Costs data should be collected and monitored by a reliable and continuous injury registration system42. Besides the challenge, the evidence about economic costs of sports injuries has been growing, especially for direct and indirect costs17 , 18 , 46 , 47. Societal and social costs evidence is less common because they are more difficult to measure and estimate. Moreover, social costs are considered "unquantifiable" because of the difficulty in measuring them42.

Challenges in costs data analysis

An economic evaluation requires the collection of data on such things as the number of (para)medical consultations, medications taken, number of medical devices used, loss of paid working productivity (in hours or days), loss of studying hours, and loss of leisure time hours. However, this is not enough. After data collection, it is necessary to transform the number of consultations, loss of productivity, and societal and social consequences into a monetary value.

The Dutch health care system maintains a continuous registration of costs-related data. From a central website48, it is possible to download a full report of all the relevant information about the costs related to health care49. If additional information is necessary, the Dutch Central Bureau of Statistics website50 provides a variety of additional information (e.g. average hours spent during paid work by age and gender51). Therefore, the Dutch system allows a very reliable economic evaluation for those who want to perform such analysis in that country.

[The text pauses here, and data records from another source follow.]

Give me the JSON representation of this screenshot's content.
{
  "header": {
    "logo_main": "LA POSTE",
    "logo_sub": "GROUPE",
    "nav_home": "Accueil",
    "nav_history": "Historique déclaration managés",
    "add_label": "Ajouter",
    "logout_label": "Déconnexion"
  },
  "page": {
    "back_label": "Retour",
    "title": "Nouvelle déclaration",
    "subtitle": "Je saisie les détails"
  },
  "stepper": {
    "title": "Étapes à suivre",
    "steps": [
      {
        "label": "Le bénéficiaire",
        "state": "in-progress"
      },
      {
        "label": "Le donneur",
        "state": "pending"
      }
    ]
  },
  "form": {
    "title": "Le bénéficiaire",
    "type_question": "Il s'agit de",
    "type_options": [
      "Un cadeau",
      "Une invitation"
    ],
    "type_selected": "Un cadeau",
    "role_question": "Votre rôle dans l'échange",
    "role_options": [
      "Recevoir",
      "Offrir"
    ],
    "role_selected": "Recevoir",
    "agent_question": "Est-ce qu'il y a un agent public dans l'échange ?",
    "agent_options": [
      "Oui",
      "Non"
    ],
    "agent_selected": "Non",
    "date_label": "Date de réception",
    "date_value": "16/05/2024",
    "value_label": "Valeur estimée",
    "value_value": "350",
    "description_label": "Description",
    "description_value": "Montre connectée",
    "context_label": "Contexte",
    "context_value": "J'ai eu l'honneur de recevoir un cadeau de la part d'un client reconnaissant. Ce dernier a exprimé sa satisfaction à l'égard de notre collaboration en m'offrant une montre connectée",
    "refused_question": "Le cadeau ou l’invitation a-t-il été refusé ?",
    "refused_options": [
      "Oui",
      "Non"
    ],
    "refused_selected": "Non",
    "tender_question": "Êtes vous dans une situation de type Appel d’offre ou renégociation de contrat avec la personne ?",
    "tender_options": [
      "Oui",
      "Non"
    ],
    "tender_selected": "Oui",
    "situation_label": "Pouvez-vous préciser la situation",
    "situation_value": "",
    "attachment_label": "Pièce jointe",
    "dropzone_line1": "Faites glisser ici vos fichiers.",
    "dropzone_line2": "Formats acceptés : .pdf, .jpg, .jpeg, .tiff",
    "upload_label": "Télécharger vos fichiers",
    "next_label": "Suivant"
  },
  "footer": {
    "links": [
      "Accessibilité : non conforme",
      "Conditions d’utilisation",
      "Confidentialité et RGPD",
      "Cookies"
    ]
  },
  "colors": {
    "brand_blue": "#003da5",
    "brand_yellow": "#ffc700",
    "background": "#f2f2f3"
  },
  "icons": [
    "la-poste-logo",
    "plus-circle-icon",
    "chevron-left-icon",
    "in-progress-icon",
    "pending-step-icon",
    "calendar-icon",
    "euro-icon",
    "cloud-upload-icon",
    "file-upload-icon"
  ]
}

In Brazil, differences in socioeconomic groups and availability of medical care and costs (e.g. public and private systems) make the economic evaluation even more challenging. However, the Brazilian public health care system (SUS) also keeps continuous records of health-related data through DATASUS52. Within this database, it is possible to find a plethora of information such as number of health care consultations and hospitalizations, costs, and per capita income. DATASUS may be an important tool to perform economic evaluations on sports injuries in Brazil and should be used more for this purpose.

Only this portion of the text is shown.